Conference materials and publications
- AppSec USA: Took place in SF in late September.
- I especially enjoyed the keynote by Alex Stamos.
- Brucon videos: Brucon took place this week in Belgium.
- VB2015 slides: Some slides were posted last week, but now all slides are up, so you should check them out again.
- Writing Cisco IOS Rootkits: Following on the disclosure of the Synful Knock Cisco rootkit found by FireEye in September, this whitepaper shows how to create such a rootkit.
- Amazon introduces WAF and Inspector: Amazon's WAF (Web Application Firewall) allows you to blacklist and whitelist parts of URL's, IP address, and other parts of an HTTP request to prevent exploitation. Amazon's Inspector product works on EC2 instances by inspecting internal issues related to network, file system, and process activity over a period of time (ex. 15 minutes or 1 day), and then comparing that to a rule set. This appears to be similar to Netflix's Conformity Monkey.

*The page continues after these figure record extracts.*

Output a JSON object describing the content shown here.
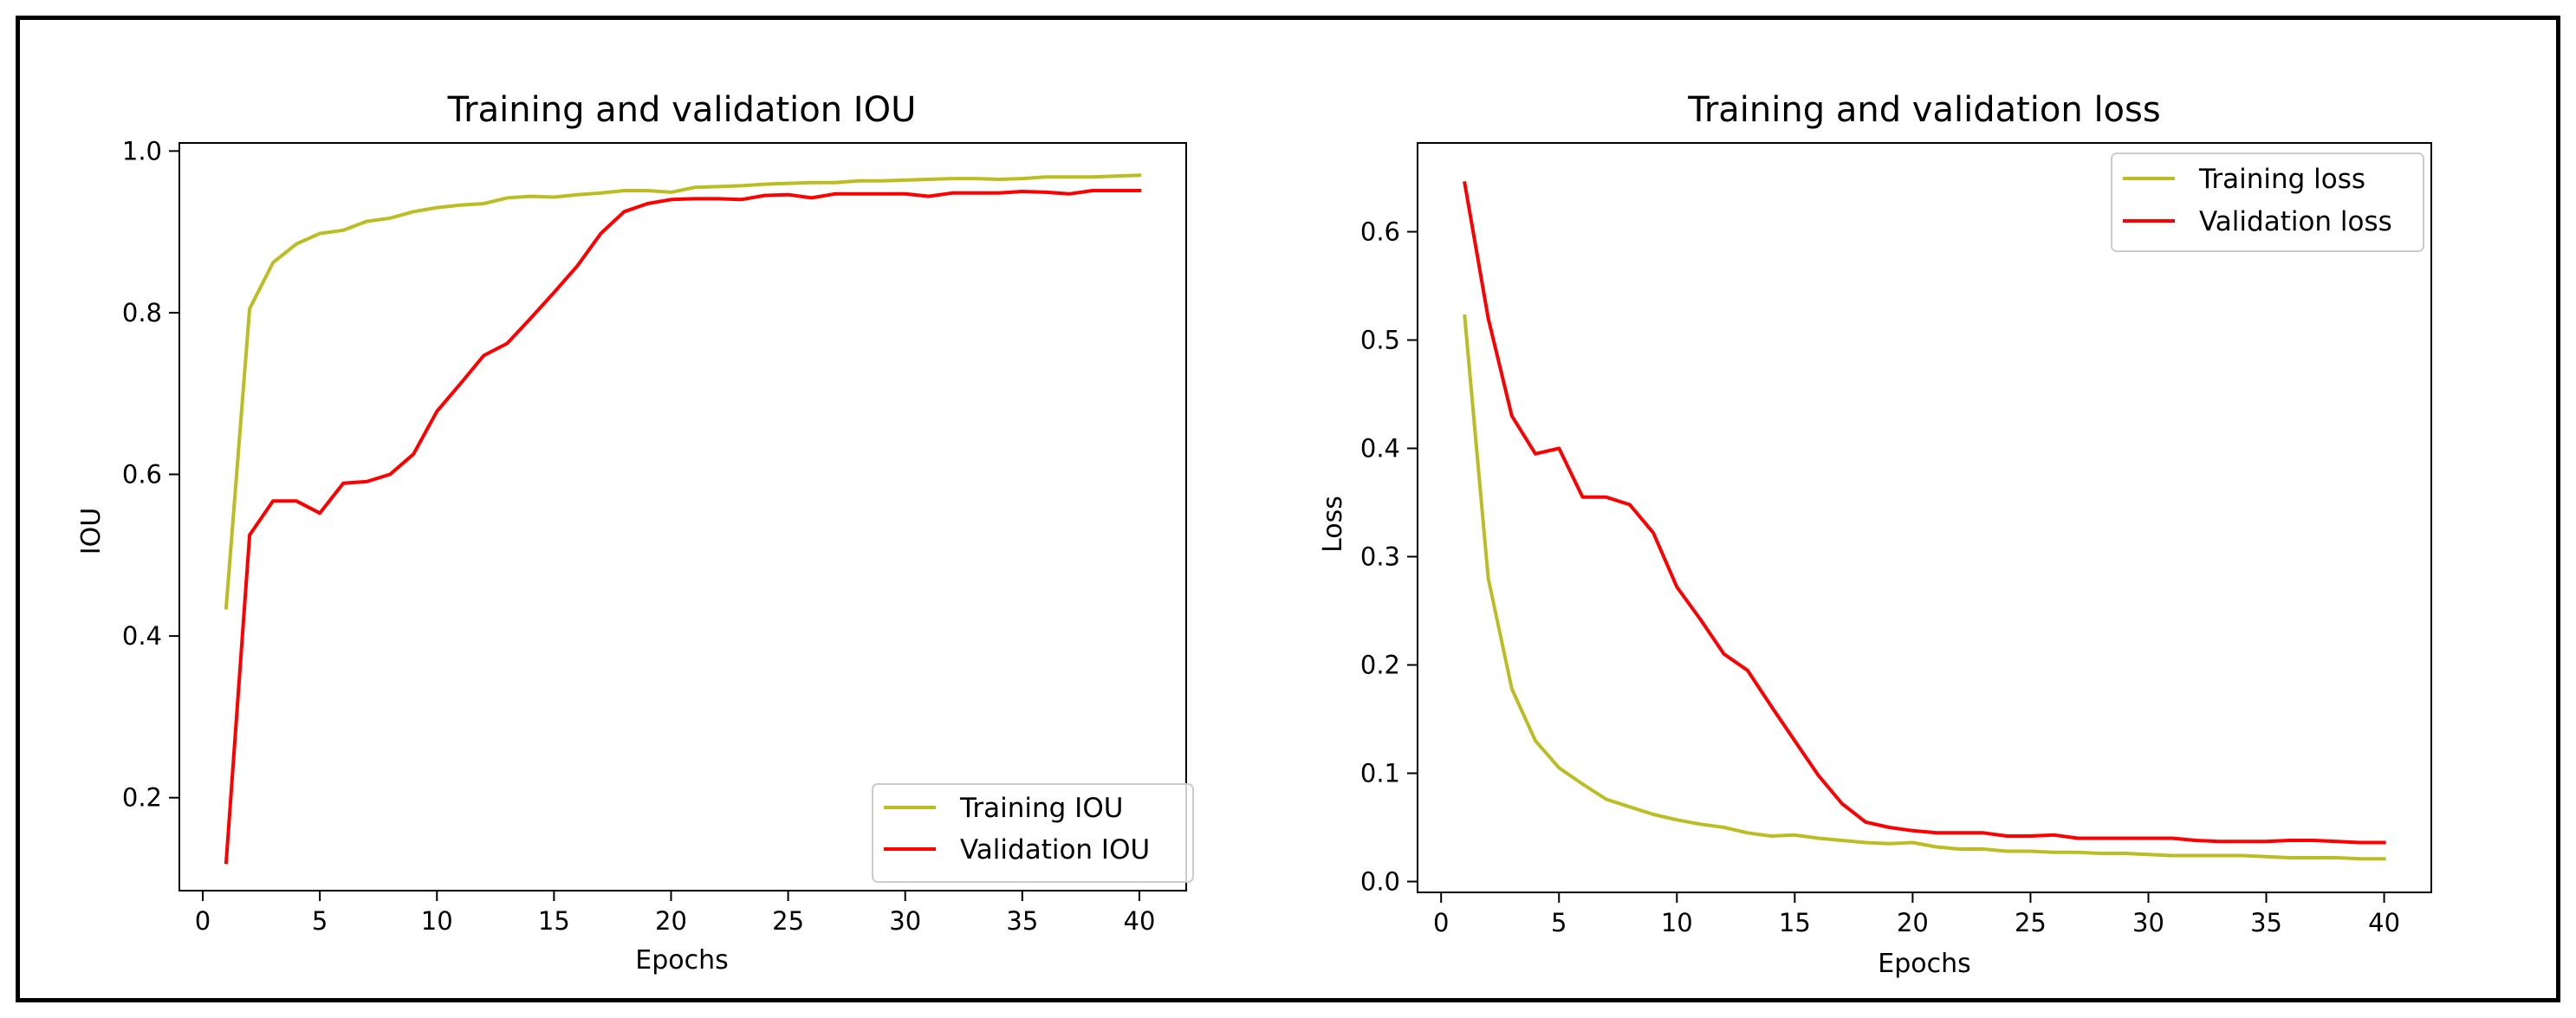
{
  "charts": [
    {
      "type": "line",
      "title": "Training and validation IOU",
      "xlabel": "Epochs",
      "ylabel": "IOU",
      "xlim": [
        -1,
        42
      ],
      "ylim": [
        0.085,
        1.01
      ],
      "xticks": [
        0,
        5,
        10,
        15,
        20,
        25,
        30,
        35,
        40
      ],
      "yticks": [
        0.2,
        0.4,
        0.6,
        0.8,
        1.0
      ],
      "ytick_labels": [
        "0.2",
        "0.4",
        "0.6",
        "0.8",
        "1.0"
      ],
      "legend": "lower-right",
      "x": [
        1,
        2,
        3,
        4,
        5,
        6,
        7,
        8,
        9,
        10,
        11,
        12,
        13,
        14,
        15,
        16,
        17,
        18,
        19,
        20,
        21,
        22,
        23,
        24,
        25,
        26,
        27,
        28,
        29,
        30,
        31,
        32,
        33,
        34,
        35,
        36,
        37,
        38,
        39,
        40
      ],
      "series": [
        {
          "name": "Training IOU",
          "color": "#bcbd22",
          "values": [
            0.435,
            0.805,
            0.862,
            0.885,
            0.898,
            0.902,
            0.913,
            0.917,
            0.925,
            0.93,
            0.933,
            0.935,
            0.942,
            0.944,
            0.943,
            0.946,
            0.948,
            0.951,
            0.951,
            0.949,
            0.955,
            0.956,
            0.957,
            0.959,
            0.96,
            0.961,
            0.961,
            0.963,
            0.963,
            0.964,
            0.965,
            0.966,
            0.966,
            0.965,
            0.966,
            0.968,
            0.968,
            0.968,
            0.969,
            0.97
          ]
        },
        {
          "name": "Validation IOU",
          "color": "#ff0000",
          "values": [
            0.12,
            0.525,
            0.567,
            0.567,
            0.552,
            0.589,
            0.591,
            0.6,
            0.625,
            0.678,
            0.712,
            0.747,
            0.762,
            0.793,
            0.825,
            0.858,
            0.898,
            0.925,
            0.935,
            0.94,
            0.941,
            0.941,
            0.94,
            0.945,
            0.946,
            0.942,
            0.947,
            0.947,
            0.947,
            0.947,
            0.944,
            0.948,
            0.948,
            0.948,
            0.95,
            0.949,
            0.947,
            0.951,
            0.951,
            0.951
          ]
        }
      ]
    },
    {
      "type": "line",
      "title": "Training and validation loss",
      "xlabel": "Epochs",
      "ylabel": "Loss",
      "xlim": [
        -1,
        42
      ],
      "ylim": [
        -0.01,
        0.682
      ],
      "xticks": [
        0,
        5,
        10,
        15,
        20,
        25,
        30,
        35,
        40
      ],
      "yticks": [
        0.0,
        0.1,
        0.2,
        0.3,
        0.4,
        0.5,
        0.6
      ],
      "ytick_labels": [
        "0.0",
        "0.1",
        "0.2",
        "0.3",
        "0.4",
        "0.5",
        "0.6"
      ],
      "legend": "upper-right",
      "x": [
        1,
        2,
        3,
        4,
        5,
        6,
        7,
        8,
        9,
        10,
        11,
        12,
        13,
        14,
        15,
        16,
        17,
        18,
        19,
        20,
        21,
        22,
        23,
        24,
        25,
        26,
        27,
        28,
        29,
        30,
        31,
        32,
        33,
        34,
        35,
        36,
        37,
        38,
        39,
        40
      ],
      "series": [
        {
          "name": "Training loss",
          "color": "#bcbd22",
          "values": [
            0.522,
            0.28,
            0.178,
            0.13,
            0.105,
            0.09,
            0.076,
            0.069,
            0.062,
            0.057,
            0.053,
            0.05,
            0.045,
            0.042,
            0.043,
            0.04,
            0.038,
            0.036,
            0.035,
            0.036,
            0.032,
            0.03,
            0.03,
            0.028,
            0.028,
            0.027,
            0.027,
            0.026,
            0.026,
            0.025,
            0.024,
            0.024,
            0.024,
            0.024,
            0.023,
            0.022,
            0.022,
            0.022,
            0.021,
            0.021
          ]
        },
        {
          "name": "Validation loss",
          "color": "#ff0000",
          "values": [
            0.645,
            0.52,
            0.43,
            0.395,
            0.4,
            0.355,
            0.355,
            0.348,
            0.322,
            0.272,
            0.242,
            0.21,
            0.195,
            0.162,
            0.13,
            0.098,
            0.072,
            0.055,
            0.05,
            0.047,
            0.045,
            0.045,
            0.045,
            0.042,
            0.042,
            0.043,
            0.04,
            0.04,
            0.04,
            0.04,
            0.04,
            0.038,
            0.037,
            0.037,
            0.037,
            0.038,
            0.038,
            0.037,
            0.036,
            0.036
          ]
        }
      ]
    }
  ]
}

- gzthermal: Not infosec related, but really cool tool to visualize the compression efficiency of a file. You can see it applied to the Google logo here.
- Using intents for UXSS on mobile browsers: This shows how to use lobotomy to find what are currently unpatched vulns in many of the browsers for Android.
- Microsoft pays $24K bounty for hotmail vuln: This was for a CSRF in the OAuth of login.live.com which is used to authenticate to Microsoft's email and other services.